Hello,
I am having an issue creating an ASCII bias file that functions properly in Maxent from a raster that I have generated in ArcGIS 10.3.
Up until needing this particular bias file I have had relatively no problems with my workflow. I am using ArcGIS 10.3 to read in environmental raster data and use the Raster to ASCII tool built in to convert it to a usable format for Maxent to operate with. I always make sure that the maximum inputs, cell size, raster snap, and extract by mask are to the same as the extent I am using, and all of the environmental layers I have generated this way have never had an issue.
The issue has arisen then when I was in need of bias files. I have generated a way of accounting for my bias and used raster calculation to produce a raster that I need. The problem begins when I use the raster to ASCII tool. I have used this tool successfully before, but only when I had a bias file that read either 1 or 0 for every single area that it read in. My current bias file, however, requires me to have numbers ranging from 1 to 50, and the problem arises when I use raster to ASCII on this raster it produces an ASCII file with values of 1 everywhere instead of the variety of values that were on the raster.
What is going on here? I tried troubleshooting it a bit to no avail: I tried the raster being a .bil or .tif file on a suggestion from a colleague, but nothing changed.
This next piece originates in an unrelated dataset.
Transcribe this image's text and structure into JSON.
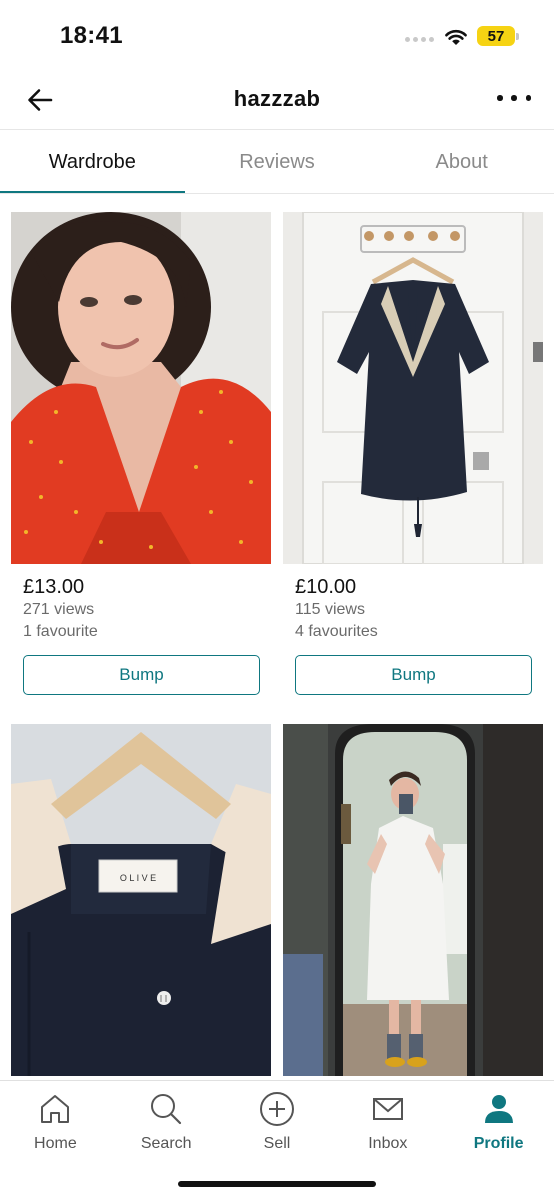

A more frustrating/separate issue is that I WAS able to successfully generate an ASCII file with the proper values by doing the conversion manually in R, but it was not georeferenced properly and gave me an error. When I went back to ArcGIS and corrected this error, or went directly to the ASCII file and manually wrote in the correct header, I continue to get the same error when I run it through maxent. Anyone know the issue to this part? If I cannot get the first option to work, this would be an acceptable work-around.
Any help with either of these issues would be much, much appreciated, I have been stuck on a conversion problem for too long now.